Sugar is a capital-intensive industry in which technology evolves slowly and major industrial assets are sole-purpose. Given these characteristics, the viscosity of investment in the industry is high – financial commitment is necessarily for the long run – and depreciated assets continue to serve well beyond their accounting amortization periods.

 

Although field and factory productivity has much improved over the past century, the processes and technologies used to extract sugar from sugarcane or beet themselves have changed little. A mill uses a lot of energy to move the feedstock, to wash it, to crush or cut it, wet it, dry it, evaporate and clean the juice, and to clean, dry and store the sugar crystals. The basic bits of equipment involved – the trucks, the boilers, the conveyor belts, the pipes, the pumps, the pans, the turbines and the centrifugal machines are similar to those which would have been used a century ago.

 

If productivity has risen over time, it is through a long list of incremental advances often imported from other industries. High-pressure boilers come to mind; these have not only brought increased energy efficiency but also opened up the opportunity for mills to produce surplus electricity which can be sold unto the grid.

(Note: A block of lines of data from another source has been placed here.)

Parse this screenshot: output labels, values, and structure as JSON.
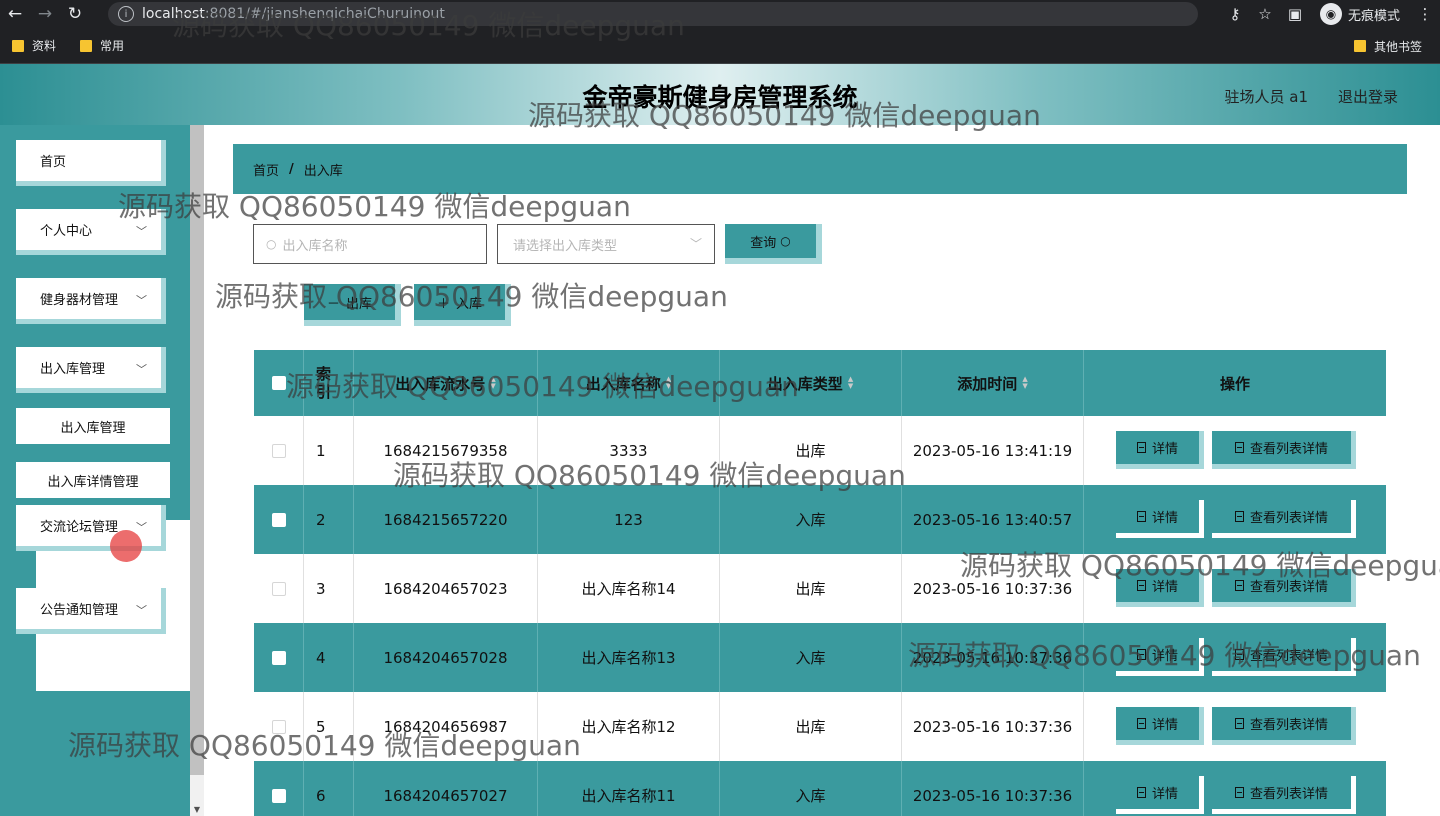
{
  "browser": {
    "url_host": "localhost",
    "url_path": ":8081/#/jianshenqichaiChuruinout",
    "incognito_label": "无痕模式",
    "bookmarks": [
      "资料",
      "常用"
    ],
    "other_bookmarks": "其他书签"
  },
  "header": {
    "title": "金帝豪斯健身房管理系统",
    "user": "驻场人员 a1",
    "logout": "退出登录"
  },
  "sidebar": {
    "items": [
      {
        "label": "首页"
      },
      {
        "label": "个人中心"
      },
      {
        "label": "健身器材管理"
      },
      {
        "label": "出入库管理"
      },
      {
        "label": "交流论坛管理"
      },
      {
        "label": "公告通知管理"
      }
    ],
    "sub_items": [
      "出入库管理",
      "出入库详情管理"
    ]
  },
  "breadcrumb": {
    "home": "首页",
    "sep": "/",
    "current": "出入库"
  },
  "search": {
    "name_placeholder": "出入库名称",
    "type_placeholder": "请选择出入库类型",
    "query_label": "查询"
  },
  "actions": {
    "out_label": "出库",
    "in_label": "入库"
  },
  "table": {
    "headers": [
      "索引",
      "出入库流水号",
      "出入库名称",
      "出入库类型",
      "添加时间",
      "操作"
    ],
    "detail_label": "详情",
    "list_detail_label": "查看列表详情",
    "rows": [
      {
        "idx": "1",
        "serial": "1684215679358",
        "name": "3333",
        "type": "出库",
        "time": "2023-05-16 13:41:19"
      },
      {
        "idx": "2",
        "serial": "1684215657220",
        "name": "123",
        "type": "入库",
        "time": "2023-05-16 13:40:57"
      },
      {
        "idx": "3",
        "serial": "1684204657023",
        "name": "出入库名称14",
        "type": "出库",
        "time": "2023-05-16 10:37:36"
      },
      {
        "idx": "4",
        "serial": "1684204657028",
        "name": "出入库名称13",
        "type": "入库",
        "time": "2023-05-16 10:37:36"
      },
      {
        "idx": "5",
        "serial": "1684204656987",
        "name": "出入库名称12",
        "type": "出库",
        "time": "2023-05-16 10:37:36"
      },
      {
        "idx": "6",
        "serial": "1684204657027",
        "name": "出入库名称11",
        "type": "入库",
        "time": "2023-05-16 10:37:36"
      }
    ]
  },
  "watermark": "源码获取 QQ86050149 微信deepguan"
}
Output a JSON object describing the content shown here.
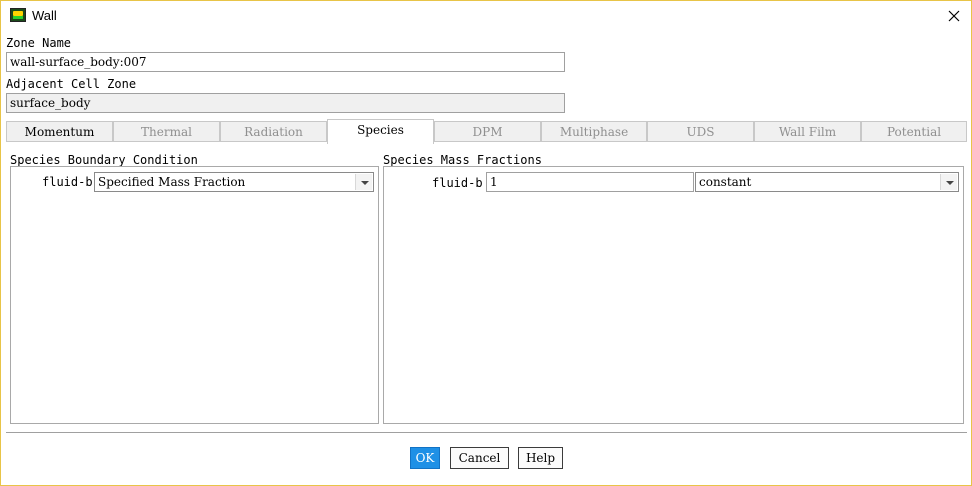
{
  "window": {
    "title": "Wall",
    "icon": "fluent-app-icon"
  },
  "zone_name": {
    "label": "Zone Name",
    "value": "wall-surface_body:007"
  },
  "adjacent_cell_zone": {
    "label": "Adjacent Cell Zone",
    "value": "surface_body"
  },
  "tabs": [
    {
      "label": "Momentum",
      "state": "enabled"
    },
    {
      "label": "Thermal",
      "state": "disabled"
    },
    {
      "label": "Radiation",
      "state": "disabled"
    },
    {
      "label": "Species",
      "state": "active"
    },
    {
      "label": "DPM",
      "state": "disabled"
    },
    {
      "label": "Multiphase",
      "state": "disabled"
    },
    {
      "label": "UDS",
      "state": "disabled"
    },
    {
      "label": "Wall Film",
      "state": "disabled"
    },
    {
      "label": "Potential",
      "state": "disabled"
    }
  ],
  "species_bc": {
    "title": "Species Boundary Condition",
    "rows": [
      {
        "label": "fluid-b",
        "value": "Specified Mass Fraction"
      }
    ]
  },
  "species_mass_fractions": {
    "title": "Species Mass Fractions",
    "rows": [
      {
        "label": "fluid-b",
        "value": "1",
        "method": "constant"
      }
    ]
  },
  "buttons": {
    "ok": "OK",
    "cancel": "Cancel",
    "help": "Help"
  },
  "colors": {
    "accent": "#1e90e6",
    "window_border": "#e8c447",
    "disabled_text": "#8f8f8f"
  }
}
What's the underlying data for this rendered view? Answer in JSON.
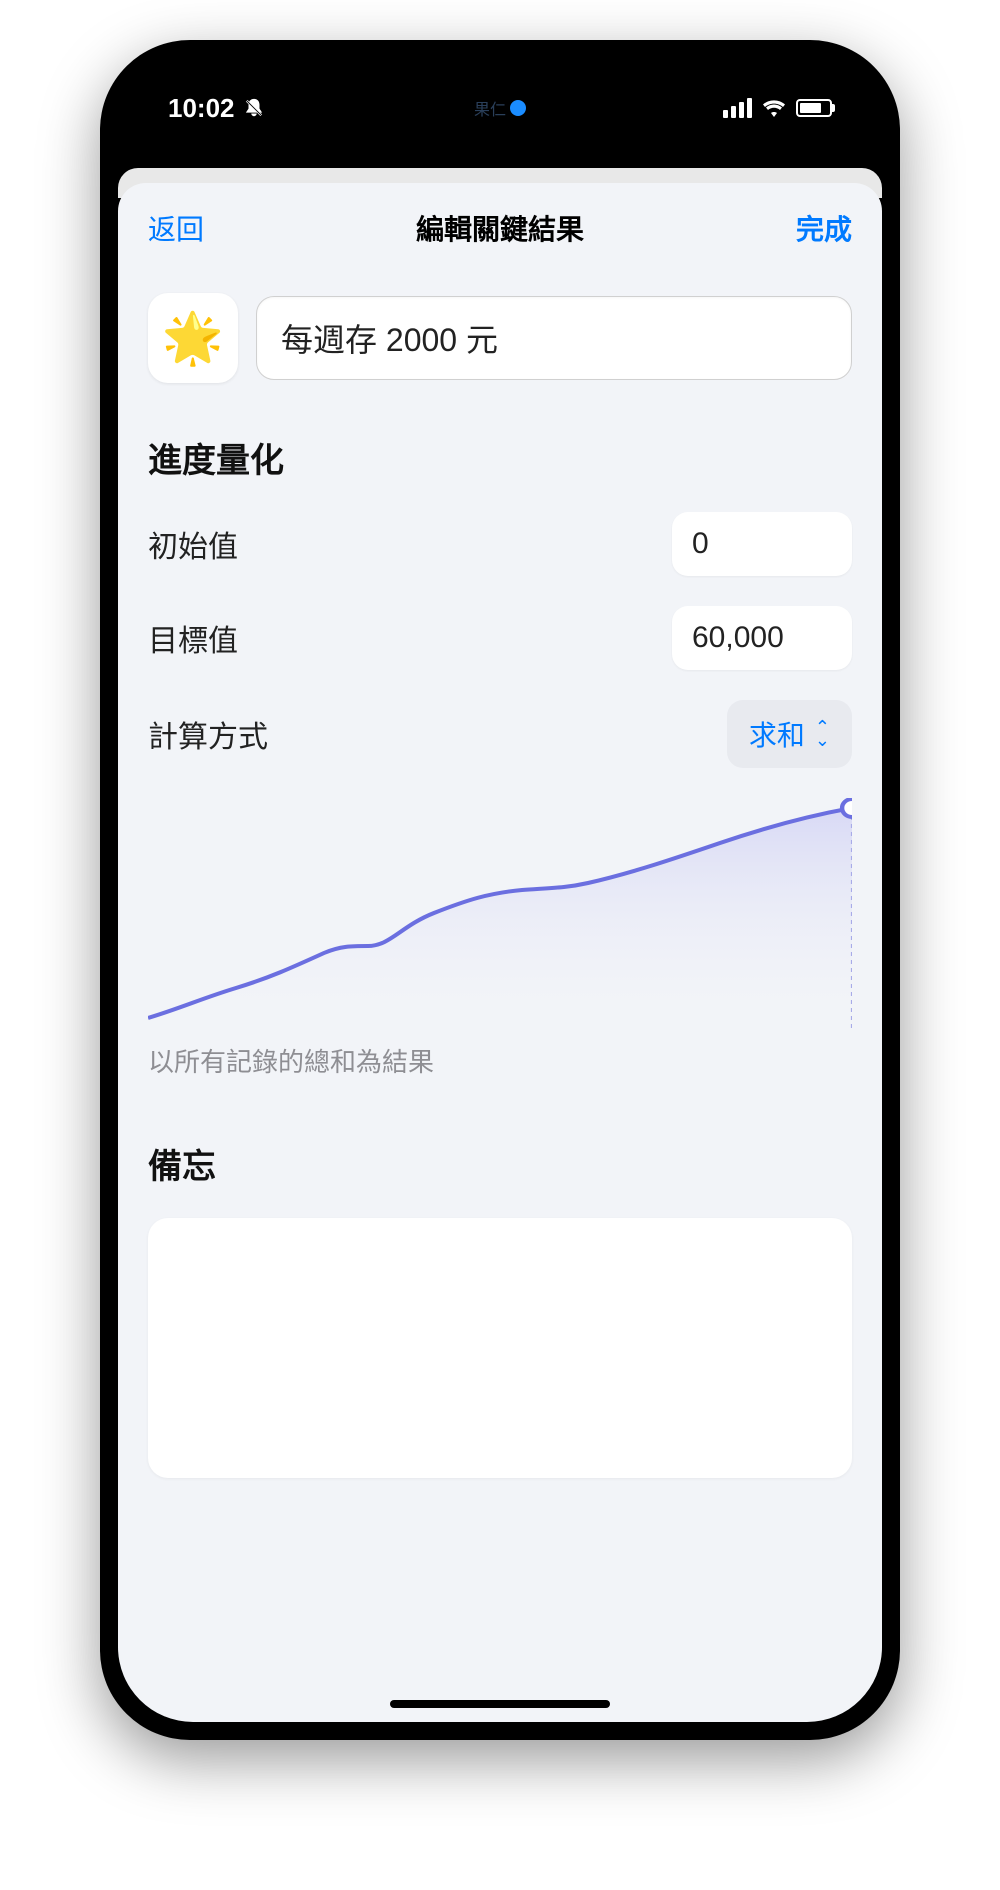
{
  "status": {
    "time": "10:02",
    "island_text": "果仁"
  },
  "nav": {
    "back": "返回",
    "title": "編輯關鍵結果",
    "done": "完成"
  },
  "key_result": {
    "icon": "🌟",
    "title": "每週存 2000 元"
  },
  "progress": {
    "section_title": "進度量化",
    "initial_label": "初始值",
    "initial_value": "0",
    "target_label": "目標值",
    "target_value": "60,000",
    "calc_label": "計算方式",
    "calc_value": "求和",
    "chart_caption": "以所有記錄的總和為結果"
  },
  "notes": {
    "section_title": "備忘"
  },
  "chart_data": {
    "type": "area",
    "x": [
      0,
      1,
      2,
      3,
      4,
      5,
      6,
      7,
      8,
      9,
      10,
      11,
      12
    ],
    "values": [
      2,
      6,
      10,
      13,
      15,
      18,
      18.5,
      22,
      27,
      27.5,
      32,
      38,
      45
    ],
    "ylim": [
      0,
      50
    ],
    "stroke": "#6b6fe0",
    "fill_top": "#d8d9f5",
    "fill_bottom": "#f2f4f8"
  }
}
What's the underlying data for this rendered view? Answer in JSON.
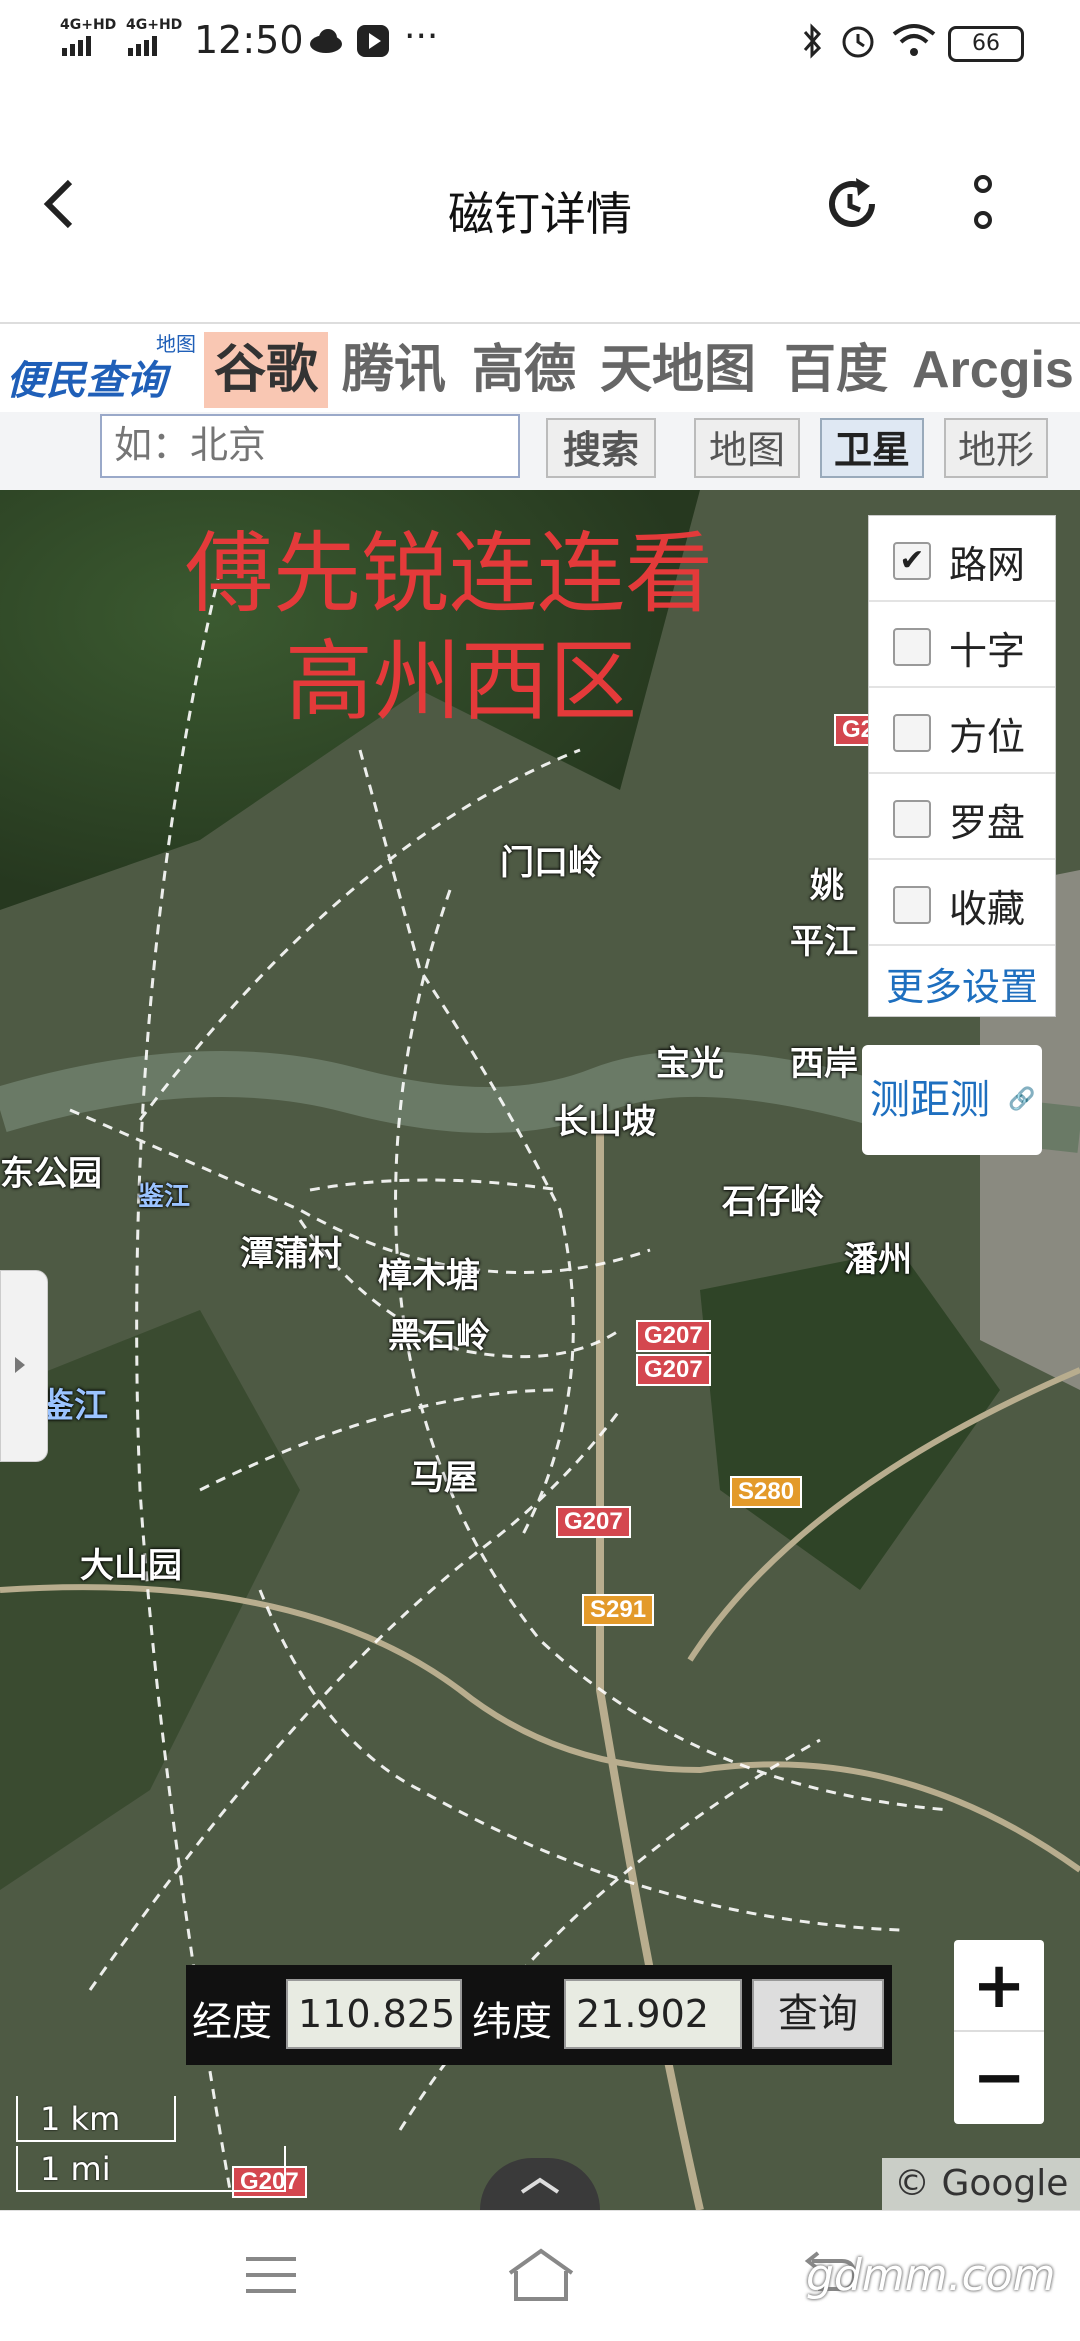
{
  "status": {
    "net1": "4G+HD",
    "net2": "4G+HD",
    "time": "12:50",
    "more": "···",
    "battery": "66"
  },
  "header": {
    "title": "磁钉详情",
    "back_icon": "back-arrow-icon",
    "refresh_icon": "refresh-icon",
    "more_icon": "more-vertical-icon"
  },
  "site": {
    "logo_main": "便民查询网",
    "logo_sub": "地图",
    "tabs": [
      "谷歌",
      "腾讯",
      "高德",
      "天地图",
      "百度",
      "Arcgis"
    ],
    "active_tab": "谷歌",
    "search_placeholder": "如：北京",
    "search_button": "搜索",
    "view_buttons": [
      "地图",
      "卫星",
      "地形"
    ]
  },
  "overlay": {
    "line1": "傅先锐连连看",
    "line2": "高州西区"
  },
  "layers": {
    "items": [
      {
        "label": "路网",
        "checked": true
      },
      {
        "label": "十字",
        "checked": false
      },
      {
        "label": "方位",
        "checked": false
      },
      {
        "label": "罗盘",
        "checked": false
      },
      {
        "label": "收藏",
        "checked": false
      }
    ],
    "more": "更多设置"
  },
  "measure": {
    "label": "测距测"
  },
  "places": [
    "门口岭",
    "姚",
    "平江",
    "宝光",
    "西岸",
    "长山坡",
    "石仔岭",
    "潘州",
    "潭蒲村",
    "樟木塘",
    "黑石岭",
    "鉴江",
    "马屋",
    "大山园",
    "东公园",
    "鉴江"
  ],
  "roads": [
    "G207",
    "G207",
    "G207",
    "G207",
    "S280",
    "S291",
    "G2"
  ],
  "coords": {
    "lng_label": "经度",
    "lng_value": "110.825",
    "lat_label": "纬度",
    "lat_value": "21.902",
    "query": "查询"
  },
  "zoom": {
    "in": "+",
    "out": "−"
  },
  "scale": {
    "km": "1 km",
    "mi": "1 mi"
  },
  "copyright": "© Google",
  "watermark": "gdmm.com",
  "colors": {
    "overlay_text": "#e43a3a",
    "link": "#1e6fbf",
    "road_shield": "#d4474f",
    "active_tab_bg": "#f9c7b3"
  }
}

In addition, as transport costs have declined, mill size has increased to seize factory economies of scale.

 

The staying power of sugar industry assets is nicely illustrated by the Oldisleben sugar factory, which located in the Saxony-Anhalt region of Germany. That factory was built in 1873 and last processed sugar beet in 1989, the year the Iron Curtain fell. The story goes that its machines were already so old in 1945 that the Soviet authorities decided against hauling them east as war-booty. I remember a steam engine of 1886. Another major piece of equipment was dated 1879. All were in perfect working order, as attested by the 1989 campaign. Once built, sugar factories do not age quickly.

 

At Oldisleben, the last remaining industrial stack made with bricks is visible from quite a distance and, as you get closer, an amazing factory emerges in which sugar was extracted from beets for over 100 years. Finally closed in 1990, the plant was considered a museum piece in the final decades of operations, and was officially designated a heritage property in 1989.

 

Historic building materials dating back to 1872, such as shell-bearing limestone, cast iron pillars, huge steam turbines and impressive boilers, just to name a few, remain largely intact and invite visitors to see for themselves how a sugar factory operated in the 19th and 20th centuries. Südzucker AG, the largest European sugar producer, owns this historic site. The company is conscious of its responsibility and takes pains to maintain this unique engineering monument. Visiting today, one gets the impression that the next beet campaign will be able to start right on schedule. 

 

An investment in the sugar industry is a long term investment.